Firstly, as leaders, managers need strong people skills, allowing them to act as coaches. A skill like good communication is good as the ability to get along with others, persuade others, get others to listen to your ideas, and the clarity of what you say. Managers should know themselves well enough to detect and work around their blind spots as they seek to build teams. Another thing about strong people skills is trust. Being a manager is all about trust. You must trust your team members have the business’s best interest at heart. You must trust that they will work together to complete any task that comes their way. And finally, you must trust that all of this will happen without your constant supervision. This can be seen in successful managers. As such, I strongly think that managers need to develop strong people skills in order to be effective.

Secondly, “self-management should be the manager’s number-one priority”, says consultant and executive management coach Lisa Baker. “It is important for a manager to understand how his capability for self-management impacts either positively or negatively on his abilities to manage his role, function and build relationships”. Without effective self-management, you will find it difficult to assess and manage your own workload well enough to effectively delegate the right work to your team, which could lead them to feel micromanaged or that you’re not empowering or developing them. Without effective self-management, you could lose credibility and your team’s respect as it will be difficult for them to take seriously any instruction, direction, leadership, or (heaven forbid) correction from someone who can’t apply the same principles to his or her own initiatives or work habits. Managers must know themselves, their values, strengths, weaknesses, and personal desires. Without an honest assessment of these things, it will be difficult to give real purpose and meaning to your work. So, to be an effective manager, it is important to learn to manage stress and conflict in order to achieve the emotional stability necessary to function well in all areas of life, not just on the job.

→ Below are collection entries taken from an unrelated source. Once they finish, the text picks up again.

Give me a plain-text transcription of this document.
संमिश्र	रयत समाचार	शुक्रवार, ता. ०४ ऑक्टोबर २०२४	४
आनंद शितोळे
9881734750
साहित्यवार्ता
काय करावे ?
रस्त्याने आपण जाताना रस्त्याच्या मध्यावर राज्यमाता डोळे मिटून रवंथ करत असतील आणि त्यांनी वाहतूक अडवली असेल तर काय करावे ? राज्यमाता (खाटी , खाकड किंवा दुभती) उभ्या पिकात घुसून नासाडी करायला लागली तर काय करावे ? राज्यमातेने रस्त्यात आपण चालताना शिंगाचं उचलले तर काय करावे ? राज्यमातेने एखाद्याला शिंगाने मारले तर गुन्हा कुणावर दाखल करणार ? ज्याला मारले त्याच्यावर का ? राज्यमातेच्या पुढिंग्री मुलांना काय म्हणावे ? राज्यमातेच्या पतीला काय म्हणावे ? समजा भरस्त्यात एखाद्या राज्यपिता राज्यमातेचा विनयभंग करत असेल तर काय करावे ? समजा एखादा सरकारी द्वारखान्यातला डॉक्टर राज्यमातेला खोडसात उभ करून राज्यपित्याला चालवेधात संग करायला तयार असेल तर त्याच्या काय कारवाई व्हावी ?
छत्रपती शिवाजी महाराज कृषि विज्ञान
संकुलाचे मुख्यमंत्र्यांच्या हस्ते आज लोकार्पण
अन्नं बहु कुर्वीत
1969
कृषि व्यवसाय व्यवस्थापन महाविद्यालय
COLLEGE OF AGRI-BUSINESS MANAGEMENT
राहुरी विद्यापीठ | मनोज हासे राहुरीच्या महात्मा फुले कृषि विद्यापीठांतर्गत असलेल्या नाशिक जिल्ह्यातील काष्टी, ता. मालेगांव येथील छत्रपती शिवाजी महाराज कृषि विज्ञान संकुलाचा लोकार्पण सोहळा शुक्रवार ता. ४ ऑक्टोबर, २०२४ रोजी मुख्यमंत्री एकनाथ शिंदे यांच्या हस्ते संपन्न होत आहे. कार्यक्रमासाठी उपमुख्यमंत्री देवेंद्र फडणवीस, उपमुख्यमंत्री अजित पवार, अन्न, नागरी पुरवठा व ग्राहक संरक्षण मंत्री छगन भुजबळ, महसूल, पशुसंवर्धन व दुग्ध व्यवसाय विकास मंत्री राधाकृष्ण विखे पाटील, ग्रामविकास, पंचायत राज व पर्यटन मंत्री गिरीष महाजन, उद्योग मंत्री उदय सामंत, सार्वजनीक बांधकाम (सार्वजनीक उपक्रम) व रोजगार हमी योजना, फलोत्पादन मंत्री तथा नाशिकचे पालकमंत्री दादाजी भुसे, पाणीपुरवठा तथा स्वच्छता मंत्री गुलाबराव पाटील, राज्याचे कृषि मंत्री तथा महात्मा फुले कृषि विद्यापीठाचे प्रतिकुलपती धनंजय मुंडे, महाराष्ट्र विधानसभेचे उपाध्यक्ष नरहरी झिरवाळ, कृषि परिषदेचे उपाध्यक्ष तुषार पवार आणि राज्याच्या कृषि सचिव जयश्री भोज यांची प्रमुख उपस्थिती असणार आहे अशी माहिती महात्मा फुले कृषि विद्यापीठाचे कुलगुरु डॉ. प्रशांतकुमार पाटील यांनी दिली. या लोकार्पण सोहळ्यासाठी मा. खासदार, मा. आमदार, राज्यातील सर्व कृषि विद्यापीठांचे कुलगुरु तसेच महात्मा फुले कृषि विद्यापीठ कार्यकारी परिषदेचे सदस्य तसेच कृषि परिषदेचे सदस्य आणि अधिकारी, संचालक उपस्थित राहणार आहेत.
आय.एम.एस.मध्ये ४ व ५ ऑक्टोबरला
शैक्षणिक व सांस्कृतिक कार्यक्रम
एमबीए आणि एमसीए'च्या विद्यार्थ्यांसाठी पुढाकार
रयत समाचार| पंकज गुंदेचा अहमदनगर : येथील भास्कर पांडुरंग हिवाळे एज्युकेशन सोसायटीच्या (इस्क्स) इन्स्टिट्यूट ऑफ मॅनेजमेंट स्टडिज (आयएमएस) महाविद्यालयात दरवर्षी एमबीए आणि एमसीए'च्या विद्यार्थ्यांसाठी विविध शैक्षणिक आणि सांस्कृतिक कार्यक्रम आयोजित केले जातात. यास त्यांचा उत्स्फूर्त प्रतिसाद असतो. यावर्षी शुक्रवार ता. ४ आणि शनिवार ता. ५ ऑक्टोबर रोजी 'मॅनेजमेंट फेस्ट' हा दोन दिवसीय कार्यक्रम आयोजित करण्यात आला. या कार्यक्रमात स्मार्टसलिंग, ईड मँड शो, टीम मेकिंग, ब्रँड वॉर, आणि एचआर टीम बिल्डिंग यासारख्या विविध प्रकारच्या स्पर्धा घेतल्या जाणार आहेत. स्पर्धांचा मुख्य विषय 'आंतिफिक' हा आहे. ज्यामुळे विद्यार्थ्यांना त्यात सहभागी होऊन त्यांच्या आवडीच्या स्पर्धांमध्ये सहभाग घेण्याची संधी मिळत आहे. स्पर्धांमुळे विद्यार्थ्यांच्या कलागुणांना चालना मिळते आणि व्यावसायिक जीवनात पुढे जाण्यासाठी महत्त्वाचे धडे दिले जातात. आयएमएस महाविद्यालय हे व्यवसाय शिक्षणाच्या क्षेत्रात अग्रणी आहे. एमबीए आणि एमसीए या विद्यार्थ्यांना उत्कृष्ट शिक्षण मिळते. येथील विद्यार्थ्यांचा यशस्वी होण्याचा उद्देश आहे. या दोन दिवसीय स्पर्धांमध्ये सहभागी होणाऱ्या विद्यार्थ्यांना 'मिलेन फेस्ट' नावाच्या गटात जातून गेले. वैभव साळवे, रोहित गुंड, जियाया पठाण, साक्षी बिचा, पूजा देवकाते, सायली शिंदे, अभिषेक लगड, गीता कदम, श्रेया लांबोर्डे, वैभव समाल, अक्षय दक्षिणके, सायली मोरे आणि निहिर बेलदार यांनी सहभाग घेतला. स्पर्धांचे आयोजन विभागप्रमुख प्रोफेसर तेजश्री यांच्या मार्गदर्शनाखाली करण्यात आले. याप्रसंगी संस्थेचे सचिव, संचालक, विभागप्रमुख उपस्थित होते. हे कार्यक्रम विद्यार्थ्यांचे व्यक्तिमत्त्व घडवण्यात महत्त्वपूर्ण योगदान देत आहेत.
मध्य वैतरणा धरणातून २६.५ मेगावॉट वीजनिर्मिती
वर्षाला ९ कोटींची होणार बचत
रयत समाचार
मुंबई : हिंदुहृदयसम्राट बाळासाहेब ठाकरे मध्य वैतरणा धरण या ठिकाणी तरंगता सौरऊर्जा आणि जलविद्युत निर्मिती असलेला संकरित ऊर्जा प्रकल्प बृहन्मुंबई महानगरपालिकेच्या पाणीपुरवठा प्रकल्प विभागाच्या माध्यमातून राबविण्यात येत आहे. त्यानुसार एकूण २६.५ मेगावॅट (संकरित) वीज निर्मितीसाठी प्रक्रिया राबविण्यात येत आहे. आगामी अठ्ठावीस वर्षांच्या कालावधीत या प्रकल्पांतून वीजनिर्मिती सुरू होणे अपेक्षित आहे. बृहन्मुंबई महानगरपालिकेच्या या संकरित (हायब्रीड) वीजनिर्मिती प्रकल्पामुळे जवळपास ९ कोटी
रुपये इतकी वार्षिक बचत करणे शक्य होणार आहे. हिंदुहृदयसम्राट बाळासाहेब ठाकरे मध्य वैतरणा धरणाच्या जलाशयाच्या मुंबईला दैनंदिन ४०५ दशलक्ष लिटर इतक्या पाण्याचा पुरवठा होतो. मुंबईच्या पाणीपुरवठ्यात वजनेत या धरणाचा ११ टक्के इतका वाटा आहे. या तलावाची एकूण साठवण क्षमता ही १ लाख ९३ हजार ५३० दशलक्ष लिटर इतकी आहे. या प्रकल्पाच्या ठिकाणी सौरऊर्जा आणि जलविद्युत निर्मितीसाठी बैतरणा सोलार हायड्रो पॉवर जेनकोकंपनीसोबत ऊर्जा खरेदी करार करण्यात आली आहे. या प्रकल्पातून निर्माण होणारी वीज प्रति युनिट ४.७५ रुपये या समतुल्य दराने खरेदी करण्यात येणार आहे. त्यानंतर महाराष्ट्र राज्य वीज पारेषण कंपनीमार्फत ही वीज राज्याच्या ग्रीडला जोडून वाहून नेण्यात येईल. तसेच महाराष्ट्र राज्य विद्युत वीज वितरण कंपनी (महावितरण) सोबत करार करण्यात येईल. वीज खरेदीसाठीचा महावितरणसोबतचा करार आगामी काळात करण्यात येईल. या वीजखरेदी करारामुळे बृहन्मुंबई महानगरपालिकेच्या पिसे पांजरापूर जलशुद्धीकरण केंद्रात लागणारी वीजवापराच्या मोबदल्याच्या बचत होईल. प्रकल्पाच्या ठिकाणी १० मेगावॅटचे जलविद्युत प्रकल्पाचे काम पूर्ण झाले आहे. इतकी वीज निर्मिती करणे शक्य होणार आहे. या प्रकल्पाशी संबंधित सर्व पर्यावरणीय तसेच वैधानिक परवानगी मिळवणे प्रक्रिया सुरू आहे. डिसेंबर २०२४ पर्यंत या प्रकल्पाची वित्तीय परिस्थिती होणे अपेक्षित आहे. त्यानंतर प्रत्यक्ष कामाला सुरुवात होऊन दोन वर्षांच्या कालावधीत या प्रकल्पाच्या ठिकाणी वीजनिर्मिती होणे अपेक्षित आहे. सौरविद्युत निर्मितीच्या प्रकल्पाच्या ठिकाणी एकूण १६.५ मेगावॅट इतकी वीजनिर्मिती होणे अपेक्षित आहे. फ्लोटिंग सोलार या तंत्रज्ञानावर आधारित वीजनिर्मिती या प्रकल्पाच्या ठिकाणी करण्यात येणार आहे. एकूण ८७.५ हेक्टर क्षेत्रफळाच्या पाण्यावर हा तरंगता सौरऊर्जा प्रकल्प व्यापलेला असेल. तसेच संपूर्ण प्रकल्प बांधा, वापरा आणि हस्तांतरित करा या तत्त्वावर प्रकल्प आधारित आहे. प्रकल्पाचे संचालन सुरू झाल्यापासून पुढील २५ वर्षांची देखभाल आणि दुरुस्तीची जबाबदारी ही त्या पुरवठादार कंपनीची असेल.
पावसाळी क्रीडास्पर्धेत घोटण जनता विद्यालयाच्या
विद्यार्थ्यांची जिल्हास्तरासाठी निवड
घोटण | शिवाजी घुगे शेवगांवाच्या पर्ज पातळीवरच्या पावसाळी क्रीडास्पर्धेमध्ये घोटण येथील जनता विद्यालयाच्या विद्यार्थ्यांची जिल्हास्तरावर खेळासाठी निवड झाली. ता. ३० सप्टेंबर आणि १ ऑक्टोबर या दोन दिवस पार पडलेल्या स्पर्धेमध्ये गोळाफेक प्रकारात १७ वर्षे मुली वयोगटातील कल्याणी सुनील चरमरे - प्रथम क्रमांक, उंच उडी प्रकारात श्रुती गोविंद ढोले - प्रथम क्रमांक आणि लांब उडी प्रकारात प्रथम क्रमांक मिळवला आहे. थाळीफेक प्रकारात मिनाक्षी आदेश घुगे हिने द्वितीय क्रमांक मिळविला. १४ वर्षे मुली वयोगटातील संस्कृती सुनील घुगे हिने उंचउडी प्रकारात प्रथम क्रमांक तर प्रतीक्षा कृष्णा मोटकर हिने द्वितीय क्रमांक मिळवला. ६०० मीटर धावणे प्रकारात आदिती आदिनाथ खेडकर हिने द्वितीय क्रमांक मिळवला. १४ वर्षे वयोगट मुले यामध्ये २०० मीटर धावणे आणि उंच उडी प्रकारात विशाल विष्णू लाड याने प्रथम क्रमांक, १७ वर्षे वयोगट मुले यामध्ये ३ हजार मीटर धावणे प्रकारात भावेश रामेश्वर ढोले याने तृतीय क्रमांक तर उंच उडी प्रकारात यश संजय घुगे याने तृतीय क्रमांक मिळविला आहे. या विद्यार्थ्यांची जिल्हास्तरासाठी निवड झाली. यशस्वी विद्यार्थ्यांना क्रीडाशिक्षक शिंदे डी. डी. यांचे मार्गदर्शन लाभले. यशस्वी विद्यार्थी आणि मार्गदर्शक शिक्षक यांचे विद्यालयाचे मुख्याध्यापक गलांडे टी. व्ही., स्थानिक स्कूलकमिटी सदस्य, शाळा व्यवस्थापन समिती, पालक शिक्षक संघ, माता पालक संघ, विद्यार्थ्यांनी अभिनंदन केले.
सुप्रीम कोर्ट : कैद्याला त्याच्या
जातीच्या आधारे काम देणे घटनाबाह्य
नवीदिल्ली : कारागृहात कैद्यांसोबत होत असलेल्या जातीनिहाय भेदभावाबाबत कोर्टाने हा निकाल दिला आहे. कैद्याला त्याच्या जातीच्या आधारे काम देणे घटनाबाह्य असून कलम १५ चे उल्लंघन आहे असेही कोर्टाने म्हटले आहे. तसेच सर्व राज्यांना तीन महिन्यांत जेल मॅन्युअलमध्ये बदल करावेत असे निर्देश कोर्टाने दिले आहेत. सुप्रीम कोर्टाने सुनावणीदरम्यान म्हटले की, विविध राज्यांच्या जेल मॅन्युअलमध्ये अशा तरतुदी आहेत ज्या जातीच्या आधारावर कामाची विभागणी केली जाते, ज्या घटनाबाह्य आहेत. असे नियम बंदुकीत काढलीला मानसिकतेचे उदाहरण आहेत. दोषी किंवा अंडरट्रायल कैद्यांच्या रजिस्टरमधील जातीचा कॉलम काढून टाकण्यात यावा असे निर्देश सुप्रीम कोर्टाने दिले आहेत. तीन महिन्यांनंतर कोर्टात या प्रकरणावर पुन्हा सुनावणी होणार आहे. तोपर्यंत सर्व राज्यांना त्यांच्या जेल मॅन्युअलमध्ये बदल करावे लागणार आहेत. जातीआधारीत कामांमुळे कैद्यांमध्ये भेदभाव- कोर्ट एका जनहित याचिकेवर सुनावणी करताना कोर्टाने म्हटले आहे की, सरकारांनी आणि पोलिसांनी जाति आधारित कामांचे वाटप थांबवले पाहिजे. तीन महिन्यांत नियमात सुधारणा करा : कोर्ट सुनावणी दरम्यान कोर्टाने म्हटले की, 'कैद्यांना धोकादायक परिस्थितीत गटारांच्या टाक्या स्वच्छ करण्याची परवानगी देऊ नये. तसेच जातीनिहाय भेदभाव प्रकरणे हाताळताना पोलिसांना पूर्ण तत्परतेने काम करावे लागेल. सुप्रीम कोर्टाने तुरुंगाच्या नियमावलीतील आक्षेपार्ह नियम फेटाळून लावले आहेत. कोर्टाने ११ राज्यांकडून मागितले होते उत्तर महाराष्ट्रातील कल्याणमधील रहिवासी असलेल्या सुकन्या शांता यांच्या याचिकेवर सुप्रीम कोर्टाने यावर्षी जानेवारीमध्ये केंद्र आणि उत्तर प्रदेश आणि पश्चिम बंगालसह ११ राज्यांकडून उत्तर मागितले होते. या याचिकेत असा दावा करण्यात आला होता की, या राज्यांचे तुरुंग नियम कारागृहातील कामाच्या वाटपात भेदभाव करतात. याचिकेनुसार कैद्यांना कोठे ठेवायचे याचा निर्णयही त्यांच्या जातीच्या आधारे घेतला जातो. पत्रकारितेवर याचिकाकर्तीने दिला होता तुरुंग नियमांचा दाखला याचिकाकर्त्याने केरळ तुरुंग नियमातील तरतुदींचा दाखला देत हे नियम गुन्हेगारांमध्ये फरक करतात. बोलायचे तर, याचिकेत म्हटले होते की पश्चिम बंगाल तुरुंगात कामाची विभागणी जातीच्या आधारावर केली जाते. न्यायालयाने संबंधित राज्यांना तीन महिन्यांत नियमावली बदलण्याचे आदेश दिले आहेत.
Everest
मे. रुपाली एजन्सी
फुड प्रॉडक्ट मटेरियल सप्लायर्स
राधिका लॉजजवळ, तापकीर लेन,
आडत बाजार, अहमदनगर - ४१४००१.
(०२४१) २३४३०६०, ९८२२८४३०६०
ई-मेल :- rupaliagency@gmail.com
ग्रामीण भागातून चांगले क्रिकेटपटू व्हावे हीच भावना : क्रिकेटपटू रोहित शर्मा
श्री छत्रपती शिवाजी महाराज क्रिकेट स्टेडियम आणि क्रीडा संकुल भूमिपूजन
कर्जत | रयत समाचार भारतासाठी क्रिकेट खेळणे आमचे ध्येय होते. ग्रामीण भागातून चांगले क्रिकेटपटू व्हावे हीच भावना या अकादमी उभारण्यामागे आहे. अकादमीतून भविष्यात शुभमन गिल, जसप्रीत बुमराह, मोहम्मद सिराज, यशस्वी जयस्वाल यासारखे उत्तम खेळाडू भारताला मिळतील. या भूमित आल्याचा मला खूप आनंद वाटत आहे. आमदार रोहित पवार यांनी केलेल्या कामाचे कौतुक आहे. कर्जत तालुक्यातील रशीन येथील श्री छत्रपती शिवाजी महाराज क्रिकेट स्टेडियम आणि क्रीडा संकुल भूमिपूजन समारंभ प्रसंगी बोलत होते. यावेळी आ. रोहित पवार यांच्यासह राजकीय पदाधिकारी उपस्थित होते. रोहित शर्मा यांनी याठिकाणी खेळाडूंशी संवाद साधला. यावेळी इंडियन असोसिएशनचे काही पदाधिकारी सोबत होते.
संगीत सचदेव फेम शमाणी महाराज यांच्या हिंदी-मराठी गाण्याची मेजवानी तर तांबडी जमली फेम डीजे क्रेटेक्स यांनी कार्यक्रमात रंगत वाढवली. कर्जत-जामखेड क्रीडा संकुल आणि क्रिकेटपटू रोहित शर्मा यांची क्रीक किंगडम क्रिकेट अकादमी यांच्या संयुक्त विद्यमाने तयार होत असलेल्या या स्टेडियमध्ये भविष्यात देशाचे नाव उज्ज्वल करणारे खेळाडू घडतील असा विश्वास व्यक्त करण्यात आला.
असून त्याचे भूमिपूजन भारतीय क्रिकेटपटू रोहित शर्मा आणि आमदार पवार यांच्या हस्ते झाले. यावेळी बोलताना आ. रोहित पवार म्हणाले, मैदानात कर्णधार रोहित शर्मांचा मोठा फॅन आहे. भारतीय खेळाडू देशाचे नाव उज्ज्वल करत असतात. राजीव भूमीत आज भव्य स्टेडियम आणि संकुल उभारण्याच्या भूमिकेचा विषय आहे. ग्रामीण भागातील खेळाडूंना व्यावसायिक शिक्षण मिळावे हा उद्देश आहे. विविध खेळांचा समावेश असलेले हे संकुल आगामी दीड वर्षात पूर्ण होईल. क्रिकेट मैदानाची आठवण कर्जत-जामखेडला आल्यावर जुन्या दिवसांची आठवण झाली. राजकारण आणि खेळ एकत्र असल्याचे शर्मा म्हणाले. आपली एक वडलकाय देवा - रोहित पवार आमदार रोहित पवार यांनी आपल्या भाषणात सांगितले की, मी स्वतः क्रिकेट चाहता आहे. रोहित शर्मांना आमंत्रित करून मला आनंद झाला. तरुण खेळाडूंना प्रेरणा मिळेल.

And finally, communication. Managers need to spend more time talking to others informally if they really wish to find out how others really feel, for example, about the project, the project manager, or other team members. To just talk and communicate well is not sufficient. Active listening is part of effective communication. Managers need to make more time to listen carefully to what others have to say. They need to use techniques such as paraphrasing to play back the message received to ensure the message sent equals the message received more effectively by becoming more people competent and by displaying appropriate behaviors that go with these. Managers of the future need to understand their company culture better and apply this knowledge through good people project management to achieve better results. Effective managers need to bring people together who do not want to work together. They need to become skilled negotiators, hard on issues, and soft on people. They need to show their own behavior in a caliber and quality that others can respect. Managers need to have better training in skills in working with people so they understand the people side better and communicate to others more effectively what project management is all about. They need to understand much better how people are made up, for example, how they might react to the project manager’s approaches and how they themselves need to change their approaches towards people. Good managers need to have good effective communication skills with people at all levels of the organization. For communication, managers must also have good relationships with coworkers, patients, competitors, distributors, investors, and others. Relationships offer opportunities for mutual growth, collaboration, innovation, information sharing, and new business development, but they also pose challenges in these respects. The distinguishing factor between a successful manager and an ineffective leader is the ability to effectively manage relationships, so this skill should be developed.

Summing up all of the above, in order to be an effective manager, one should develop strong people skills, self-management skills, and effective communication skills.